What is value of integral |x|/x. (x is not equal to zero)
For x>0 this integral became integral of 1 that is equal to x.
for x<0 this integral became integral of -1 that is equal to -x.
for x>0 it is x & for x<0 it is-x so it should mode |x|.

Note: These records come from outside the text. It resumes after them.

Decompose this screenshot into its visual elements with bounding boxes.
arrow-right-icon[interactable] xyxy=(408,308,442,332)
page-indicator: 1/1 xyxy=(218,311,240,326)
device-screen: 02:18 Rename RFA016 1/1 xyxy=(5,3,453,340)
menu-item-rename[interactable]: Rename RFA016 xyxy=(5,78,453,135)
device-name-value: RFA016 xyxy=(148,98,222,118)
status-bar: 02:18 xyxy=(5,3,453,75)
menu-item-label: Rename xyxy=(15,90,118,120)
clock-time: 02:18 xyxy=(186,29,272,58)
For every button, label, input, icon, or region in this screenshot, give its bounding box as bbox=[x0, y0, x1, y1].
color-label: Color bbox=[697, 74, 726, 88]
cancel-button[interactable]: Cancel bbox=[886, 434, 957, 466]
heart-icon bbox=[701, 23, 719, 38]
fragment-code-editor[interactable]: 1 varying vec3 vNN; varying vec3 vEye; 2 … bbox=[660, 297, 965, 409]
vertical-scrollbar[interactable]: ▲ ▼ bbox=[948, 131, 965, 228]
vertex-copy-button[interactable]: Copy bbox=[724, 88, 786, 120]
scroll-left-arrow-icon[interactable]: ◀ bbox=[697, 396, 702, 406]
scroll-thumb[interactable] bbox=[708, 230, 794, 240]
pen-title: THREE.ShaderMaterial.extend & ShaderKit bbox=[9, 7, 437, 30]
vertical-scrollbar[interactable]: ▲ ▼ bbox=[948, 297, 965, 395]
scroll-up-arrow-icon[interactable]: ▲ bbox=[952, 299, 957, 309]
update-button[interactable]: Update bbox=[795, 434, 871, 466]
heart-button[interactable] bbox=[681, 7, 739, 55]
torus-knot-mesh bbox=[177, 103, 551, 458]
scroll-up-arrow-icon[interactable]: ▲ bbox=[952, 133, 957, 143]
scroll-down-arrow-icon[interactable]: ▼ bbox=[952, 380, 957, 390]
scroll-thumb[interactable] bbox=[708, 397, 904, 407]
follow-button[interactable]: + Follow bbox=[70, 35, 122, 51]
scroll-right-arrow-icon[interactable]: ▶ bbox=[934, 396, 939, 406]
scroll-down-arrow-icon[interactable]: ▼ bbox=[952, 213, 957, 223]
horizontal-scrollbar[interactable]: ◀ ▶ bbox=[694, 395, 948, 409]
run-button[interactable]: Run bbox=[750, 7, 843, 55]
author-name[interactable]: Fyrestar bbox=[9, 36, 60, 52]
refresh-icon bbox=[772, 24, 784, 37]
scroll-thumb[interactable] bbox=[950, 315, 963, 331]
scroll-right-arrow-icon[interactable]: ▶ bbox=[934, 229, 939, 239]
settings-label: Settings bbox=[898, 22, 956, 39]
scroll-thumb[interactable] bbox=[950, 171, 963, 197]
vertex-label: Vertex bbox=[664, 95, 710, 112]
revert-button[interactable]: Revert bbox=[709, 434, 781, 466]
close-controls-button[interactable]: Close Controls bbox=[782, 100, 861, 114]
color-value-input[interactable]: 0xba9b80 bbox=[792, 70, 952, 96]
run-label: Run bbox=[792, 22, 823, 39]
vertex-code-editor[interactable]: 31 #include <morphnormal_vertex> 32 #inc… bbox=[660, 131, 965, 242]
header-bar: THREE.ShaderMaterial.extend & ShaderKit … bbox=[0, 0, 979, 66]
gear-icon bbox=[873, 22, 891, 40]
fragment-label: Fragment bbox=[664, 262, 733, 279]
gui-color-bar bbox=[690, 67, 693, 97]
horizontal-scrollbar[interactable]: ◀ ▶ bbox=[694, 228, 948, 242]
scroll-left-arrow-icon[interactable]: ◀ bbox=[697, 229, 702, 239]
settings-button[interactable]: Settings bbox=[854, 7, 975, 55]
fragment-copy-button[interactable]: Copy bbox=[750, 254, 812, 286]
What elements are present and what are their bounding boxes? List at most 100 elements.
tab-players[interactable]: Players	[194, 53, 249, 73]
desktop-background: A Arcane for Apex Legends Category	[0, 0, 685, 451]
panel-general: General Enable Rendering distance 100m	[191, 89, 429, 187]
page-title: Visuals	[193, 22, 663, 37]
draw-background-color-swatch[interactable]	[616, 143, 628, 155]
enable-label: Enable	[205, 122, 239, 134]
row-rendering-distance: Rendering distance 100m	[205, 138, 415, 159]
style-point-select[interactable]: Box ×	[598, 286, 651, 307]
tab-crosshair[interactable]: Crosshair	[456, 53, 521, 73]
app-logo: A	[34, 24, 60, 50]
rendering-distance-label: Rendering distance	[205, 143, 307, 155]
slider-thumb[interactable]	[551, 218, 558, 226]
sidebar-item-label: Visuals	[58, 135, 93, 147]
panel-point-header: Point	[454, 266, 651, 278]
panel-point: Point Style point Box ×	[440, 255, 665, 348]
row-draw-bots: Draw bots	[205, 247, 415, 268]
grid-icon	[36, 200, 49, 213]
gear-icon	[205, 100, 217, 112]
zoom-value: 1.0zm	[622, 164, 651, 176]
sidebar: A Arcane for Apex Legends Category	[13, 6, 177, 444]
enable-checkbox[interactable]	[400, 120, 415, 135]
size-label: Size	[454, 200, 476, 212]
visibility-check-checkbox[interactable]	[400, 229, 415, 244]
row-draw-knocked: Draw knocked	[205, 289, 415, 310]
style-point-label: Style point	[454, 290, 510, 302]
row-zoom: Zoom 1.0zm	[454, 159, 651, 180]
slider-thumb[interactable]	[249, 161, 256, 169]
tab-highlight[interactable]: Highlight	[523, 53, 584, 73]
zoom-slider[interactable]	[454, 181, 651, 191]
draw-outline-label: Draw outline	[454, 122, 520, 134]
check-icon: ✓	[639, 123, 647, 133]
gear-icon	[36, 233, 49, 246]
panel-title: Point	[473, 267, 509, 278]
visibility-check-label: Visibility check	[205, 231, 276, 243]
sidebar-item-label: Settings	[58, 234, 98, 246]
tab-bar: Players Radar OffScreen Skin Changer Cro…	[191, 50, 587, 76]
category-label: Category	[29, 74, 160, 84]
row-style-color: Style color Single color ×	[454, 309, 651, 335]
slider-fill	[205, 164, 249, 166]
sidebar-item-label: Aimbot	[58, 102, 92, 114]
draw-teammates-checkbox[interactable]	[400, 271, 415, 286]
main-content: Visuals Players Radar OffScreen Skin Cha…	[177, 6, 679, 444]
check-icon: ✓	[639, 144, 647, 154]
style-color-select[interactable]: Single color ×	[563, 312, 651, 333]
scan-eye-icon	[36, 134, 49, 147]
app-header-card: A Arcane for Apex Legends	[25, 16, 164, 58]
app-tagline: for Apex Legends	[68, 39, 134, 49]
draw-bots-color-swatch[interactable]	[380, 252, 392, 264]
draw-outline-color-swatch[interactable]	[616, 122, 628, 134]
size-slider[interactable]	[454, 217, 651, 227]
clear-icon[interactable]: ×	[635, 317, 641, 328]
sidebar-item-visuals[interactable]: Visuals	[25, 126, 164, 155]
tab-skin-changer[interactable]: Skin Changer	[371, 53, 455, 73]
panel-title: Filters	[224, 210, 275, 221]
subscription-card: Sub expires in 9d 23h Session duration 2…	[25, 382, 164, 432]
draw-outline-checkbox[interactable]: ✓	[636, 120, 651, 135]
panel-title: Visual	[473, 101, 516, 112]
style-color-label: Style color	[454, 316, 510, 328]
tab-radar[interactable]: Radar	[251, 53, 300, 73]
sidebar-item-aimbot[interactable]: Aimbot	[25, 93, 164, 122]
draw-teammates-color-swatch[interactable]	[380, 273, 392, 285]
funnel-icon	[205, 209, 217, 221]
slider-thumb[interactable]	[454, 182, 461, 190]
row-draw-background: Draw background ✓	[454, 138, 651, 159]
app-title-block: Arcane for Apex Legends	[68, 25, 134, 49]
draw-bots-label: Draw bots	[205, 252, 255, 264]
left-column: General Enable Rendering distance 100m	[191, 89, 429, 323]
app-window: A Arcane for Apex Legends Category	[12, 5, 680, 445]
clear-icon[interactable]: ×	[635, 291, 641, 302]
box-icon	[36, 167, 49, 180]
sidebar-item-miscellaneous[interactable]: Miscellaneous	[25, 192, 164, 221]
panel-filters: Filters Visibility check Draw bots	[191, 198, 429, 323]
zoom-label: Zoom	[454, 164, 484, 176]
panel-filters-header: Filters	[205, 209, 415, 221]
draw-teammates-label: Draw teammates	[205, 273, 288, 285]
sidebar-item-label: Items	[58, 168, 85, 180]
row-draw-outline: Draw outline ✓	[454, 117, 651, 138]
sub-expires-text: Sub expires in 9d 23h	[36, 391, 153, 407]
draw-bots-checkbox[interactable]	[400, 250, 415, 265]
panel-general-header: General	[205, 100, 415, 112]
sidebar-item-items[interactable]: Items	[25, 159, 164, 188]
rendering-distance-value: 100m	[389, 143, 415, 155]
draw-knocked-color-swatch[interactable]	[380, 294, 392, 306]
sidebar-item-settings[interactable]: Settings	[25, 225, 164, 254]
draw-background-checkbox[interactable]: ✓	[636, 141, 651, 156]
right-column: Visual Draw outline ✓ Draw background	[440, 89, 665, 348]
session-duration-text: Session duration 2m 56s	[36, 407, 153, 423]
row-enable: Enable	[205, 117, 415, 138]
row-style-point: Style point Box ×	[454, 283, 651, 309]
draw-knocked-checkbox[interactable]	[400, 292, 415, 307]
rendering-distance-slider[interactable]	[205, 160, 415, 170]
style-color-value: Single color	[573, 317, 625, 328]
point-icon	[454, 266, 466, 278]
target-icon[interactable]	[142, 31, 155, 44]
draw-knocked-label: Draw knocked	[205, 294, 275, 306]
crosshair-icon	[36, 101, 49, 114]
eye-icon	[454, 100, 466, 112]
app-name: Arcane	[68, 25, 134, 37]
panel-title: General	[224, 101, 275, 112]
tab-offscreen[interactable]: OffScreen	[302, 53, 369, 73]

is it correct or incorrect?

NOTE: here |x| means modulus of x.

 

[Dickfore]

Use:
$$\frac{\vert x \vert}{x} = \left\lbrace \begin{array}{ccl} 1&,&x > 0 \\ -1&,&x < 0 \end{array}\right.$$

Then, the primitive function of 1 is x, and of -1 is -x. If you look at the conditions where each case holds, and compare it to the definition of $\vert x \vert$, what should you get?

 

[HallsofIvy]

Or draw a graph- horizontal lines. The integral can be interpreted as "area under the graph" and the graph is either one rectangle or two rectangles depending upon where you start and where you end. And the area of a rectangle of height 1 and width x is just x.

If x<0 then
$$\int_0^x\frac{|x|}{x}dx= -x$$
(which is positive, of course, because x<0)
and if x>0 then
$$\int_0^x\frac{|x|}{x}dx= x$$

If a< 0 and 0< b, then
$$\int_a^b\frac{|x|}{x}dx= \int_a^0\frac{|x|}{x}dx+\int_0^b\frac{|x|}{x}dx$$
$$= \int_0^a \frac{|x|}{x}dx+ \int_0^b\frac{|x|}{x}dx= - (-a)+ b= a+ b.$$

(Note that is legal to integrate across x= 0 because the itegral is a "smoothing" operation.)